Letter to Friedrich Adolph Sorge, July 30, 1890


ENGELS TO FRIEDRICH ADOLPH SORGE

IN MOUNT DESERT[1]

[London], 30 July 1890

Schorlemmer and I are home again after our very delightful and very interesting trip to North Cape and Norway generally and, as from Sunday, I shall be able to start sending stuff to you again and make up for arrears. Morgan[2] received with many thanks, the more so as Ely's intervention was avoided. It is always disagreeable to be beholden to an intermediary. The relevant letters[3] have likewise come back and been destroyed.

The People's Press is also likely to go under in a fortnight's time. It was an attempt by the Fabians[4] to insinuate themselves into the leadership of the movement—at the same time there was much good will but to an even greater extent a lack of journalistic and business experience on the part of the 2 men actually running it,[5] with the result that the whole thing has got into a muddle. There'll be an unpleasant hiatus but it will, I trust, lead to the founding of an organ representative of the new unions.
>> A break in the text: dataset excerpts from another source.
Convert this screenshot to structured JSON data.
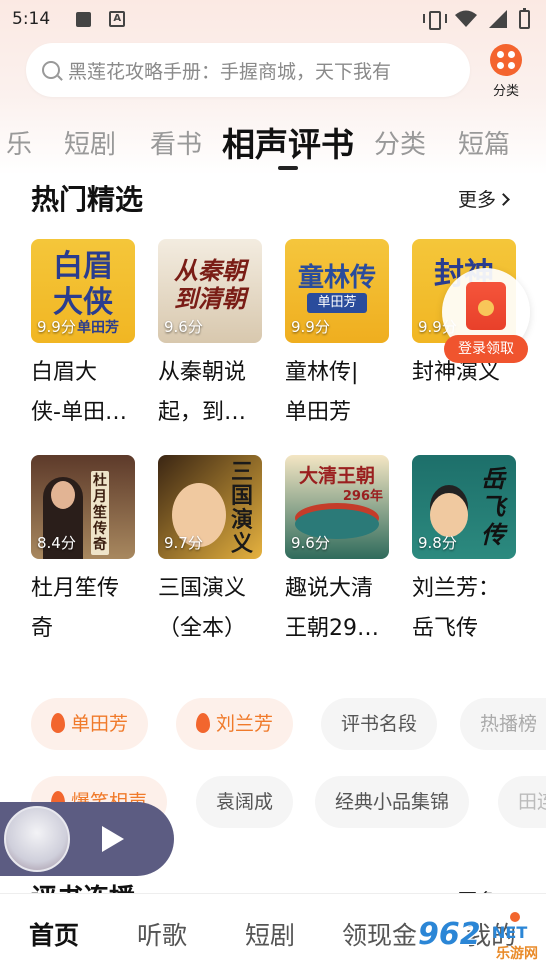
{
  "status_bar": {
    "time": "5:14",
    "a_icon": "A"
  },
  "search": {
    "placeholder": "黑莲花攻略手册：手握商城，天下我有"
  },
  "category": {
    "label": "分类"
  },
  "tabs": [
    "乐",
    "短剧",
    "看书",
    "相声评书",
    "分类",
    "短篇"
  ],
  "active_tab_index": 3,
  "section": {
    "title": "热门精选",
    "more": "更多"
  },
  "books": [
    {
      "title": "白眉大侠-单田…",
      "title_lines": [
        "白眉大",
        "侠-单田…"
      ],
      "score": "9.9分",
      "cover_text": "白眉\n大侠",
      "cover_sub": "单田芳"
    },
    {
      "title": "从秦朝说起，到…",
      "title_lines": [
        "从秦朝说",
        "起，到…"
      ],
      "score": "9.6分",
      "cover_text": "从秦朝\n到清朝"
    },
    {
      "title": "童林传|单田芳",
      "title_lines": [
        "童林传|",
        "单田芳"
      ],
      "score": "9.9分",
      "cover_text": "童林传",
      "cover_sub": "单田芳"
    },
    {
      "title": "封神演义",
      "title_lines": [
        "封神演义"
      ],
      "score": "9.9分",
      "cover_text": "封神"
    },
    {
      "title": "杜月笙传奇",
      "title_lines": [
        "杜月笙传",
        "奇"
      ],
      "score": "8.4分",
      "cover_text": "杜月笙传奇"
    },
    {
      "title": "三国演义（全本）",
      "title_lines": [
        "三国演义",
        "（全本）"
      ],
      "score": "9.7分",
      "cover_text": "三国演义"
    },
    {
      "title": "趣说大清王朝29…",
      "title_lines": [
        "趣说大清",
        "王朝29…"
      ],
      "score": "9.6分",
      "cover_text": "大清王朝",
      "cover_sub": "296年"
    },
    {
      "title": "刘兰芳：岳飞传",
      "title_lines": [
        "刘兰芳：",
        "岳飞传"
      ],
      "score": "9.8分",
      "cover_text": "岳飞传"
    }
  ],
  "envelope": {
    "label": "登录领取"
  },
  "chips_row1": [
    "单田芳",
    "刘兰芳",
    "评书名段",
    "热播榜"
  ],
  "chips_row2": [
    "爆笑相声",
    "袁阔成",
    "经典小品集锦",
    "田连元"
  ],
  "partial_section": {
    "title": "评书连播",
    "more": "更多"
  },
  "bottom_nav": [
    "首页",
    "听歌",
    "短剧",
    "领现金",
    "我的"
  ],
  "active_nav_index": 0,
  "watermark": {
    "brand": "962",
    "domain": "NET",
    "sub": "乐游网"
  },
  "colors": {
    "accent": "#f2662e",
    "tab_active": "#111111",
    "tab_inactive": "#999999"
  }
}
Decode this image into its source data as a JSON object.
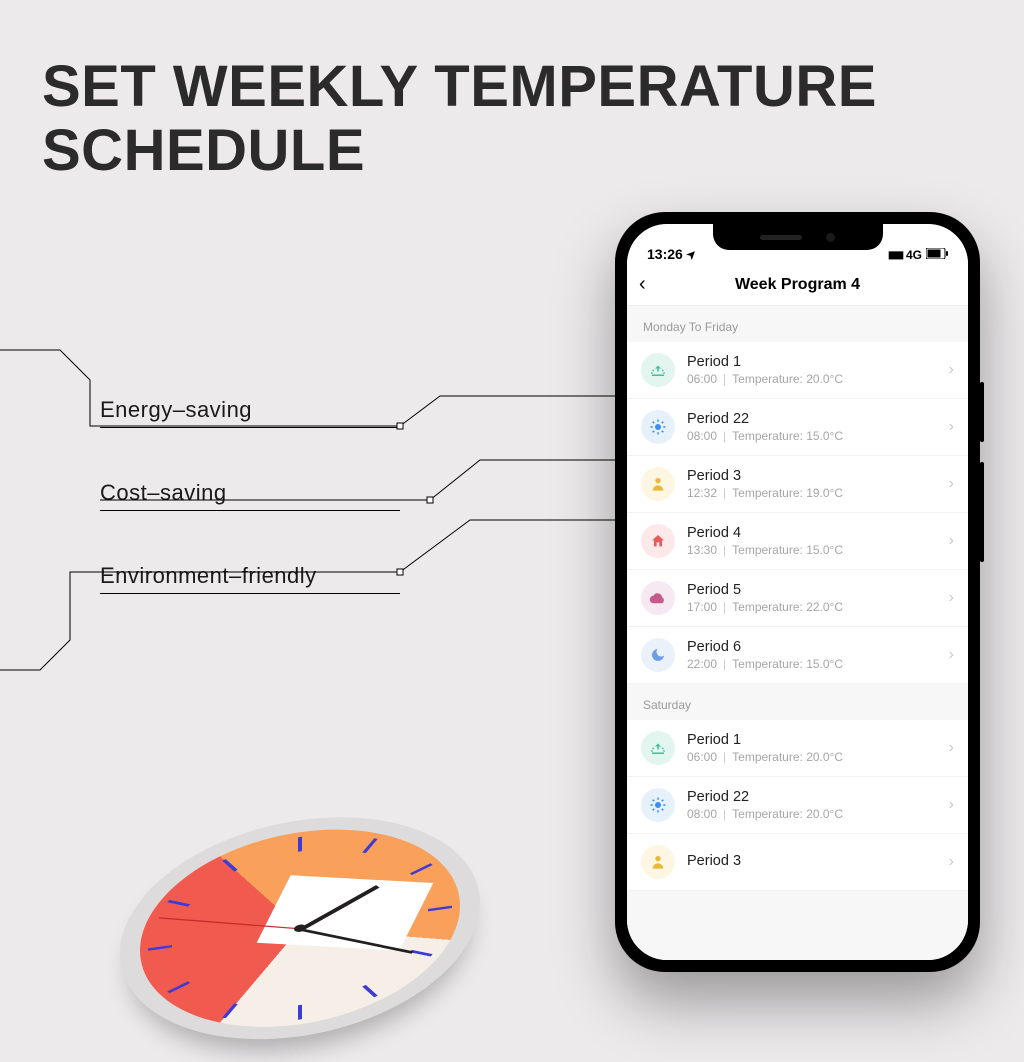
{
  "headline_line1": "SET WEEKLY TEMPERATURE",
  "headline_line2": "SCHEDULE",
  "features": [
    "Energy–saving",
    "Cost–saving",
    "Environment–friendly"
  ],
  "phone": {
    "status": {
      "time": "13:26",
      "network": "4G"
    },
    "nav": {
      "title": "Week Program 4",
      "back_glyph": "‹"
    },
    "sections": [
      {
        "header": "Monday To Friday",
        "rows": [
          {
            "icon": "sunrise",
            "title": "Period 1",
            "time": "06:00",
            "temp": "20.0°C"
          },
          {
            "icon": "sun",
            "title": "Period 22",
            "time": "08:00",
            "temp": "15.0°C"
          },
          {
            "icon": "person",
            "title": "Period 3",
            "time": "12:32",
            "temp": "19.0°C"
          },
          {
            "icon": "home",
            "title": "Period 4",
            "time": "13:30",
            "temp": "15.0°C"
          },
          {
            "icon": "cloud",
            "title": "Period 5",
            "time": "17:00",
            "temp": "22.0°C"
          },
          {
            "icon": "moon",
            "title": "Period 6",
            "time": "22:00",
            "temp": "15.0°C"
          }
        ]
      },
      {
        "header": "Saturday",
        "rows": [
          {
            "icon": "sunrise",
            "title": "Period 1",
            "time": "06:00",
            "temp": "20.0°C"
          },
          {
            "icon": "sun",
            "title": "Period 22",
            "time": "08:00",
            "temp": "20.0°C"
          },
          {
            "icon": "person",
            "title": "Period 3",
            "time": "",
            "temp": ""
          }
        ]
      }
    ],
    "temp_prefix": "Temperature: ",
    "chevron_glyph": "›"
  },
  "icon_glyphs": {
    "sunrise": "☼",
    "sun": "☀",
    "person": "👤",
    "home": "🏠",
    "cloud": "☁",
    "moon": "☾",
    "location_arrow": "➤",
    "signal": "▮▮▮▮",
    "battery": "▮▯"
  }
}
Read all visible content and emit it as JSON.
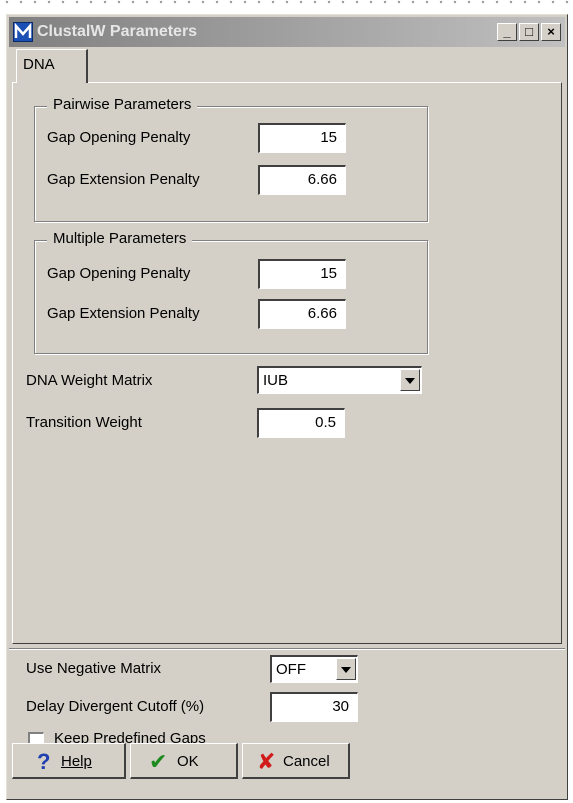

Those two battles in Leeds were magnificent.[6] It was splendid news to be greeted with on our return.

There is also a social democratic organisation in Bergen, but we had neither the time nor the occasion to look it up; I merely saw in the newspapers that it had its own premises and had applied for a licence to sell beer.

Our trip has done us a power of good. Tussy and Edward are themselves off to Norway next week. Regards from Schorlemmer and

Your

F. E.

Also and especially to your wife.

  1. Engels wrote this letter on a post card. He put down the following address on the back: F.A. Sorge Esq., Hoboken N.Y., US America which someone corrected to: Hoboken N.Y., US America in Mt. Desert, Maine.
  2. L. H. Morgan, Houses and houselife of the American aborigines
  3. See this volume, pp.499-500
  4. The British Fabian Society was founded by democratic minded intellectuals in 1884. This society was named after the Roman general Quintus Fabius Maximus (3rd century B.C.), who was named Cunctator ('the delayer') from his cautious tactics in the war against Hannibal. Playing the leading part in it were Sidney and Beatrice Webb, Bernard Shaw and others. Local organisations of the Fabian society sometimes included working-class members. Rejecting notions of militant class struggle and the revolution, the Fabians believed it was possible to move from capitalism to socialism by means of reforms implemented within the framework of a municipal socialism.
  5. Robert Dell and William Morris
  6. The owners of the gas enterprises of Leeds demanded that workers be hired for a term of 4 months without a right to participate in strike action during this period. The volume of work done in an 8-hour day was supposed to be 25 per cent higher than what had been performed before, that is, when the working day had been longer. These entrepreneurial conditions, amounting to an actual annihilation of the Gas Workers and General Labourers' Union and of the hard-won legal working hours, caused anger and counter-action amongst the working men. Early in July 1890 it came to clashes between strikers and blacklegs, the latter being supported by the police. The stubborn resistance of the striking workers made the strike-breakers and troops retreat. The employers had to withdraw their demands. The exploit of one of the heroes or the Leeds strike, Will Thorne, received high praise from Engels who presented him with a copy of the English edition of Volume I of Capital bearing the following dedication: 'To Will Thorne, the victor of the Leeds with fraternal greetings from Frederick Engels'.